- Born: December 5, 1990 (age 34) San Diego, California, U.S.
- Occupation: Professional skateboarder
- Known for: Vert skateboarding
- Height: 5 ft 6 in (168 cm)
- Parent(s): Glenn Perelson (father), Sofia Perelson (mother)
- Relatives: Brandon Perelson (brother), Adriana Perelson (sister)

= Alex Perelson =

American skateboarder (born 1990)

Alex Perelson (born December 5, 1990, San Diego, California) is a professional skateboarder living in San Diego. Perelson began vert skateboarding in 1999 and turned professional in 2005.

==Career==
Perelson has been referred to as "San Diego's Favored Son" and according to one appraisal:
Not since the coming of fellow skateboarders Shaun White and Ryan Sheckler has there been a young skater who poses such dominant talent in his age group...the consensus is unanimous; Alex Perelson is the future of vert skateboarding.

According to an article about him in the North County Times, Perelson wanted to become a professional skateboarder from the time he started skating at age nine.
"It looked like fun," Perelson said, "so I got one (skateboard) of my own and started doing it more and more, and pretty soon I was at the skatepark six hours a day."

At thirteen years old, he won first place at the Dam Am Vert competition in Costa Mesa, California and did a 540 in his final run. His professional career began in 2005 when, at age sixteen, he took second place at the LG Action Sports World Championship in Manchester, England and received a $20,000 prize. He has since appeared at events in Copenhagen, Mexico City, Dubai, and various locations within the United States.

In order to better pursue his career, Perelson withdrew from Grossmont High School in 10th grade in order to attend San Diego Charter School and to be allowed more flexibility in his schedule. His choice has meant missing high school football games and proms but he remarked "I wouldn't go to those anyways".

He is the youngest skater in the vert field and is also the only rookie. He competed in the AST Dew Tour 2007 and finished sixth out of the ten riders, telling The Washington Post in an interview, "Those are probably the best runs I've ever done in my life." He won an $8000 prize for fourth place at the X Games in Los Angeles "with back-to-back 540s and 720s in his run."
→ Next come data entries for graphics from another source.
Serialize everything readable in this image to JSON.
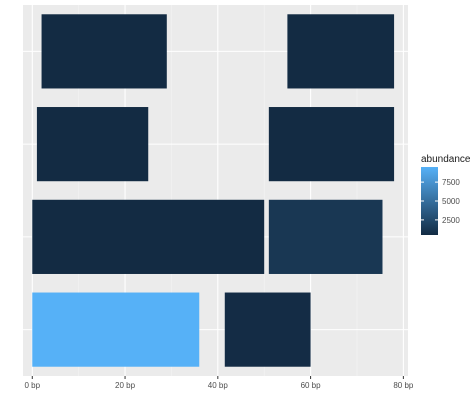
{
  "chart_data": {
    "type": "tile",
    "xlim": [
      -2,
      81
    ],
    "x_ticks": [
      {
        "value": 0,
        "label": "0 bp"
      },
      {
        "value": 20,
        "label": "20 bp"
      },
      {
        "value": 40,
        "label": "40 bp"
      },
      {
        "value": 60,
        "label": "60 bp"
      },
      {
        "value": 80,
        "label": "80 bp"
      }
    ],
    "rows": 4,
    "grid": true,
    "legend": {
      "title": "abundance",
      "placement": "right",
      "range": [
        500,
        9500
      ],
      "ticks": [
        {
          "value": 2500,
          "label": "2500"
        },
        {
          "value": 5000,
          "label": "5000"
        },
        {
          "value": 7500,
          "label": "7500"
        }
      ],
      "color_low": "#132b43",
      "color_high": "#56b1f7"
    },
    "tiles": [
      {
        "row": 1,
        "start": 0,
        "end": 36,
        "abundance": 9500
      },
      {
        "row": 1,
        "start": 41.5,
        "end": 60,
        "abundance": 600
      },
      {
        "row": 2,
        "start": 0,
        "end": 50,
        "abundance": 500
      },
      {
        "row": 2,
        "start": 51,
        "end": 75.5,
        "abundance": 1300
      },
      {
        "row": 3,
        "start": 1,
        "end": 25,
        "abundance": 500
      },
      {
        "row": 3,
        "start": 51,
        "end": 78,
        "abundance": 500
      },
      {
        "row": 4,
        "start": 2,
        "end": 29,
        "abundance": 500
      },
      {
        "row": 4,
        "start": 55,
        "end": 78,
        "abundance": 500
      }
    ]
  }
}
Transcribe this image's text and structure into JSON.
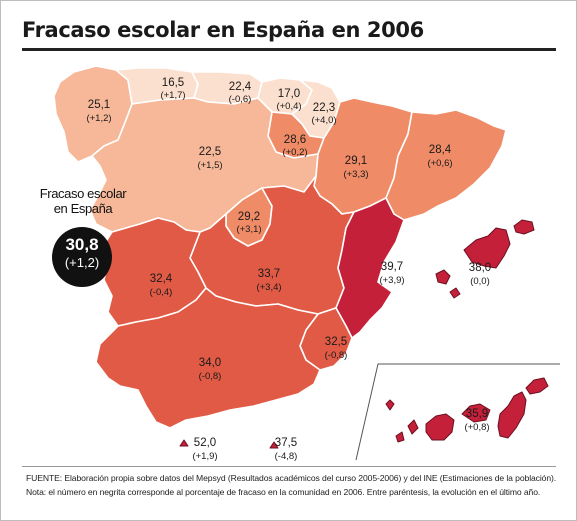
{
  "title": "Fracaso escolar en España en 2006",
  "national": {
    "label_line1": "Fracaso escolar",
    "label_line2": "en España",
    "value": "30,8",
    "change": "(+1,2)"
  },
  "colors": {
    "lightest": "#fbe0cf",
    "light": "#f6b898",
    "medium": "#ef8c67",
    "dark": "#e05a45",
    "darkest": "#c5203a",
    "islands": "#c0203c",
    "background": "#ffffff"
  },
  "regions": [
    {
      "id": "galicia",
      "value": "25,1",
      "change": "(+1,2)",
      "shade": "light"
    },
    {
      "id": "asturias",
      "value": "16,5",
      "change": "(+1,7)",
      "shade": "lightest"
    },
    {
      "id": "cantabria",
      "value": "22,4",
      "change": "(-0,6)",
      "shade": "lightest"
    },
    {
      "id": "pais-vasco",
      "value": "17,0",
      "change": "(+0,4)",
      "shade": "lightest"
    },
    {
      "id": "navarra",
      "value": "22,3",
      "change": "(+4,0)",
      "shade": "lightest"
    },
    {
      "id": "la-rioja",
      "value": "28,6",
      "change": "(+0,2)",
      "shade": "medium"
    },
    {
      "id": "castilla-y-leon",
      "value": "22,5",
      "change": "(+1,5)",
      "shade": "light"
    },
    {
      "id": "aragon",
      "value": "29,1",
      "change": "(+3,3)",
      "shade": "medium"
    },
    {
      "id": "cataluna",
      "value": "28,4",
      "change": "(+0,6)",
      "shade": "medium"
    },
    {
      "id": "madrid",
      "value": "29,2",
      "change": "(+3,1)",
      "shade": "medium"
    },
    {
      "id": "extremadura",
      "value": "32,4",
      "change": "(-0,4)",
      "shade": "dark"
    },
    {
      "id": "castilla-la-mancha",
      "value": "33,7",
      "change": "(+3,4)",
      "shade": "dark"
    },
    {
      "id": "comunidad-valenciana",
      "value": "39,7",
      "change": "(+3,9)",
      "shade": "darkest"
    },
    {
      "id": "baleares",
      "value": "38,0",
      "change": "(0,0)",
      "shade": "darkest"
    },
    {
      "id": "murcia",
      "value": "32,5",
      "change": "(-0,8)",
      "shade": "dark"
    },
    {
      "id": "andalucia",
      "value": "34,0",
      "change": "(-0,8)",
      "shade": "dark"
    },
    {
      "id": "canarias",
      "value": "35,9",
      "change": "(+0,8)",
      "shade": "darkest"
    },
    {
      "id": "ceuta",
      "value": "52,0",
      "change": "(+1,9)",
      "shade": "darkest"
    },
    {
      "id": "melilla",
      "value": "37,5",
      "change": "(-4,8)",
      "shade": "darkest"
    }
  ],
  "footer": {
    "source": "FUENTE: Elaboración propia sobre datos del Mepsyd (Resultados académicos del curso 2005-2006) y del INE (Estimaciones de la población).",
    "note": "Nota: el número en negrita corresponde al porcentaje de fracaso en la comunidad en 2006. Entre paréntesis, la evolución en el último año."
  }
}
He then qualified for the AST Dew Tour on his first attempt at the Panasonic Open, and secured a nomination for the "PlayStation Trick of the Week" at the Right Guard Open that same season which was, according to an article in The San Diego Union-Tribune, a "breakout summer" for the young athlete.

Regarding his long range career goals, the young athlete has said:
Tony Hawk is (39) and is able to do a lot of stuff...I don' t know what it takes to skate when you are that old, but hopefully I can do it. I want to keep skating for as long as I can.

In July 2009, at the Maloof Money Cup presented by Monster Energy Drink in Costa Mesa, California, he became the 4th person ever to pull the 900. He won $75,000 and did the 900 to secure his number one spot in the vert competition.

==Sponsorship==
Perelson's skateboarding sponsorship now includes Vans, Rockstar Energy Drink, Protec, Bronson Speed Co., Thunder Trucks, Spitfire Wheels, Skeleton Key MFG, Randoms Hardware, Stratosphere Skate Shop, Paradox Griptape, and 187 Killer Pads.

==Personal life==
Perelson formerly lived in Bonita, California. He has an older sister and a younger brother named Brandon, who is also a skater; his father, Glenn, is a cardiologist.